A second reason for confronting this argumentative myth is the potential to perpetuate further crises using the paradoxical regulatory model of the reactionary left. The government exempts itself from the regulations it places on its private citizens. This is why the Congress will always have a superior health care system while it wrecks the one for its citizens. That is why the Congress can engage in fruitful insider trading like that practiced by former House Speaker Nancy Pelosi while it rails its regulatory wrath against Wall Street. That is why we are headed for another boom/bust cycle in the student loan market that is financed in a manner highly similar to the former American housing market.
The proper writing of Barney Frank's political epitaph is not important only as a matter of history. It is important as a moral enterprise in trying to allow history to teach us how not to repeat the errors of the past. The American public have an intuition that they have been abused by their political handlers.
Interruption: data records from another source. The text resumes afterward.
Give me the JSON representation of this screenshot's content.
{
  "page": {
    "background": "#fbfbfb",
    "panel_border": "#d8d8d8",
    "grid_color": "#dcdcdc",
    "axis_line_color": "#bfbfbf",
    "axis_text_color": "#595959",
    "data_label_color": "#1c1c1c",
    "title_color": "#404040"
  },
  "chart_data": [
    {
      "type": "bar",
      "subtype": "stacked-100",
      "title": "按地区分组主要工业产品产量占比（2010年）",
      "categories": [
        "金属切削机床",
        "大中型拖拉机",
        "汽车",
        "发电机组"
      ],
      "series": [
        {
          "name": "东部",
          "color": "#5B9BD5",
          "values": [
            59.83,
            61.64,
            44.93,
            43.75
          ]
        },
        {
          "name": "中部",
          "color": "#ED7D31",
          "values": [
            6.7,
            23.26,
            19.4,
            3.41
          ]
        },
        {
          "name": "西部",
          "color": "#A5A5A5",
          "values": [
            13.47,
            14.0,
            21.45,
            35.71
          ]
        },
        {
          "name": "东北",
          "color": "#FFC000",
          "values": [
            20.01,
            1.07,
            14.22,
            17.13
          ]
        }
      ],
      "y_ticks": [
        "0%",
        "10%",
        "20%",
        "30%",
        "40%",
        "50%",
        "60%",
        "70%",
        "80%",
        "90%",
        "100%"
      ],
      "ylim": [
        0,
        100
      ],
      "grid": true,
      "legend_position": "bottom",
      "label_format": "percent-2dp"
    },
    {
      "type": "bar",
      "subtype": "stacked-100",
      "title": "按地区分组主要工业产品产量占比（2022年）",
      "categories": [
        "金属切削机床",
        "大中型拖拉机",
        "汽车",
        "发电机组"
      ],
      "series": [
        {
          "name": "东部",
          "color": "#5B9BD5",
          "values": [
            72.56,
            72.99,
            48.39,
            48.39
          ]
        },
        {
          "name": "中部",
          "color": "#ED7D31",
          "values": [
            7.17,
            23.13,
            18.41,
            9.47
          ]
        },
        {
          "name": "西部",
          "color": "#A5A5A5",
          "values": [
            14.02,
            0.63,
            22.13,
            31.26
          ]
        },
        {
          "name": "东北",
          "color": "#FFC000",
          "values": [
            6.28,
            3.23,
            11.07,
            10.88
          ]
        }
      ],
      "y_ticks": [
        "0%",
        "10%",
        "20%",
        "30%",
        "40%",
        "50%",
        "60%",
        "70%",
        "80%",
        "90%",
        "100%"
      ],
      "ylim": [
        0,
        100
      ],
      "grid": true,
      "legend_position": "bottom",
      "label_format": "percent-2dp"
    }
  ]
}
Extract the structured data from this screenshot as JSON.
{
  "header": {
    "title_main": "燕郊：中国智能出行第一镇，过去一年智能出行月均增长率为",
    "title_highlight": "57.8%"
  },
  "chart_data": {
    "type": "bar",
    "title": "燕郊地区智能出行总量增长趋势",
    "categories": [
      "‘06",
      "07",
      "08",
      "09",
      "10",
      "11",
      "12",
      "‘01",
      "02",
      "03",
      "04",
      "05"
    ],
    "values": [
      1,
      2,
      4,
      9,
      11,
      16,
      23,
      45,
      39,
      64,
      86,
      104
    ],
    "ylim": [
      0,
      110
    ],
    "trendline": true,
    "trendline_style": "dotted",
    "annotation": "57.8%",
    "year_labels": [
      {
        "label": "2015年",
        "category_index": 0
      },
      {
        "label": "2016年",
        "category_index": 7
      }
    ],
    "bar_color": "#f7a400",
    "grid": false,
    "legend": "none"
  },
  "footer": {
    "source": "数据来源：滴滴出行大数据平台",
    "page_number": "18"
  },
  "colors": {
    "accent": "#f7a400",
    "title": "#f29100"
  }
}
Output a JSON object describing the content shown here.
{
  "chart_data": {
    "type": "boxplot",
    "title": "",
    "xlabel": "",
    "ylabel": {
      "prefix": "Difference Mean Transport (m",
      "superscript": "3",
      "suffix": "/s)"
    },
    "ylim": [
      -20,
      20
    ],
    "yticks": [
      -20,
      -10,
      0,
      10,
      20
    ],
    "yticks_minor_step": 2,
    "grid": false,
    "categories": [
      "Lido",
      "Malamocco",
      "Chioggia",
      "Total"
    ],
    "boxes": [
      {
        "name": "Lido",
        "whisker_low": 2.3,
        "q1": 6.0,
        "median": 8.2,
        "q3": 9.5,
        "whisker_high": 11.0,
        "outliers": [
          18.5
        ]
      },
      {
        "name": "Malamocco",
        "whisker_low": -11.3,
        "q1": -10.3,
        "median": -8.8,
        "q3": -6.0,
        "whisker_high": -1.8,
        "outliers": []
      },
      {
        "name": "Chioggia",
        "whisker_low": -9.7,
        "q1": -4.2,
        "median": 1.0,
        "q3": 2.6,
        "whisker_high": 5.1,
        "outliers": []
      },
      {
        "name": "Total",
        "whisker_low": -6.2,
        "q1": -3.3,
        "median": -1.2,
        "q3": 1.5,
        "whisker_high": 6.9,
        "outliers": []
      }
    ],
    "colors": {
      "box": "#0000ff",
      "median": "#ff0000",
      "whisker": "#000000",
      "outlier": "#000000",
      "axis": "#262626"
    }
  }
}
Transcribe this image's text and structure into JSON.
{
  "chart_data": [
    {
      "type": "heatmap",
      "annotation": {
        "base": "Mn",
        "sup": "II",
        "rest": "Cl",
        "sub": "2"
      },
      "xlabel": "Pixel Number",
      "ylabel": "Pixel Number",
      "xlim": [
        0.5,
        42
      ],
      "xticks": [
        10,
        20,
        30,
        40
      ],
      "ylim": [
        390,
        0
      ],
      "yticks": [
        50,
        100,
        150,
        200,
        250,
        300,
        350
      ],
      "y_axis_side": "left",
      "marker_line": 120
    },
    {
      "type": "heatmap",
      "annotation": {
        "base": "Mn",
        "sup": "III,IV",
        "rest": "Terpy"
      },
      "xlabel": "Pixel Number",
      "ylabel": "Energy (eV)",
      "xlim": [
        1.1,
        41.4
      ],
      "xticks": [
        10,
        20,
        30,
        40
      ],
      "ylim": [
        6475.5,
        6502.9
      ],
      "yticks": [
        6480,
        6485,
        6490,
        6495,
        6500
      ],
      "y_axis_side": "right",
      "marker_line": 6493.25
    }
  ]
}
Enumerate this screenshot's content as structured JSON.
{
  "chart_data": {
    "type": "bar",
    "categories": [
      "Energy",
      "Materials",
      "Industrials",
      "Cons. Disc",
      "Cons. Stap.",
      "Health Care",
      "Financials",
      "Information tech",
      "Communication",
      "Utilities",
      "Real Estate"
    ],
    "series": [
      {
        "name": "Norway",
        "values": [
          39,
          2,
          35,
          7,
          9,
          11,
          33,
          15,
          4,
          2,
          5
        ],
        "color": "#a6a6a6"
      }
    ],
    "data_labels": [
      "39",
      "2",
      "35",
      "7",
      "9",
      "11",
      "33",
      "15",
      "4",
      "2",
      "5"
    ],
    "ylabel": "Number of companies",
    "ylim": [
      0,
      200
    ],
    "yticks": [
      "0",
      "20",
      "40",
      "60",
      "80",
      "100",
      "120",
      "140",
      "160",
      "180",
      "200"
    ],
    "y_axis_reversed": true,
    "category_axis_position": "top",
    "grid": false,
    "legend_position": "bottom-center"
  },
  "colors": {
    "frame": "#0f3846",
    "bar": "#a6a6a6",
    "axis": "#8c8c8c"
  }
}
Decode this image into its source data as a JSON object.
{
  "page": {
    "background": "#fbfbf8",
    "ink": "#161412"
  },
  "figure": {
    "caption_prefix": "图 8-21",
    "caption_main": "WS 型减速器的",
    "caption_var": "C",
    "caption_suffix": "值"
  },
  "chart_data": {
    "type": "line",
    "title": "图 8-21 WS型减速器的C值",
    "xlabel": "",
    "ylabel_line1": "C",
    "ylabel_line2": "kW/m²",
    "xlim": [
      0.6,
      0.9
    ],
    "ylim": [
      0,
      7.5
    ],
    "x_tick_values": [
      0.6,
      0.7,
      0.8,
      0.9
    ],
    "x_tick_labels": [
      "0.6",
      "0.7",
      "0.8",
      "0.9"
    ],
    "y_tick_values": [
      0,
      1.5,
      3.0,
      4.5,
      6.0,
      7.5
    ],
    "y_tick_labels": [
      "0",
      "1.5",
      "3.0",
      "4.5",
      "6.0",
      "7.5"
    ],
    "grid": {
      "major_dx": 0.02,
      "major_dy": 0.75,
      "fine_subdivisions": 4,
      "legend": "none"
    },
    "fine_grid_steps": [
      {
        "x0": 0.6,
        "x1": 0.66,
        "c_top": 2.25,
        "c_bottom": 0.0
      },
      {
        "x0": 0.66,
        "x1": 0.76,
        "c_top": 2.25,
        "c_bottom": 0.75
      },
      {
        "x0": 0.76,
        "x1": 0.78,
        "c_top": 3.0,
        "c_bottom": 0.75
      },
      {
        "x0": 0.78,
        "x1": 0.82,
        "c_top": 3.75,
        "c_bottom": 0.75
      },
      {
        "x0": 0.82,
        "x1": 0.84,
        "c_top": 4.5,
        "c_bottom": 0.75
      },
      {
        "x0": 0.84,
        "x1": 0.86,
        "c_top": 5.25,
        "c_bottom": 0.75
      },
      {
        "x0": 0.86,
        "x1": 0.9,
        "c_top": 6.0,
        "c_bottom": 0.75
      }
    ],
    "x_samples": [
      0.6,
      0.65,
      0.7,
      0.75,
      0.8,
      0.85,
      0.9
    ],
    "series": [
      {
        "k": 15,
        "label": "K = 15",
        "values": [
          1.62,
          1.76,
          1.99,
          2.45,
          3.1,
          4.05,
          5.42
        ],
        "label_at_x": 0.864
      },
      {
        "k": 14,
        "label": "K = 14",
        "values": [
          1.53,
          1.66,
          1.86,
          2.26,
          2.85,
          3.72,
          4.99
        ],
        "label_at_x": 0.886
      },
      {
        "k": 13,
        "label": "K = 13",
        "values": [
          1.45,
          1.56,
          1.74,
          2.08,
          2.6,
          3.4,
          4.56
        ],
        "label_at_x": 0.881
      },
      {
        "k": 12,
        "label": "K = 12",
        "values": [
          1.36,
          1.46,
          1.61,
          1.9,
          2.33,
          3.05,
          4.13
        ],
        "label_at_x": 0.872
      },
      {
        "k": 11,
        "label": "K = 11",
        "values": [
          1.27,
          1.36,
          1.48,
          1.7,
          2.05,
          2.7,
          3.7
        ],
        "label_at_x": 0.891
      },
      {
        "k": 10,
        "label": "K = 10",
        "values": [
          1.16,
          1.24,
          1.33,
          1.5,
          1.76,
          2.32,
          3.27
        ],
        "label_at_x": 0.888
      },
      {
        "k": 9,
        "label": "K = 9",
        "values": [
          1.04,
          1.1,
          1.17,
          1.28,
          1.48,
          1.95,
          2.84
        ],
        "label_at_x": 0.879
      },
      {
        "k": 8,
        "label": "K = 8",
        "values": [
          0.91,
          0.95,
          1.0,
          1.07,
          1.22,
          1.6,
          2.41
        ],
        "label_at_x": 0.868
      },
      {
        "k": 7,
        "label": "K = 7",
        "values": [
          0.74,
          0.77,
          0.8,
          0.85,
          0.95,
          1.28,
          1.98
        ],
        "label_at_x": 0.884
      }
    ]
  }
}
The surrounding punditry class continues to form the Greek chorus of support for half-truth stories of how we went from 4.7% unemployment in January of 2007 and falling deficits to 9-percent unemployment and ever-soaring trillions of debt in January of 2012. The retirement and a proper sense of the fiscal legacy of Barney Frank is an opportunity to restore some measure of sanity to America's economic house and possibly avoid a repeat of these mistakes.
Ben Voth is the chair of Communication Studies and director of debate at Southern Methodist University in Dallas, Texas.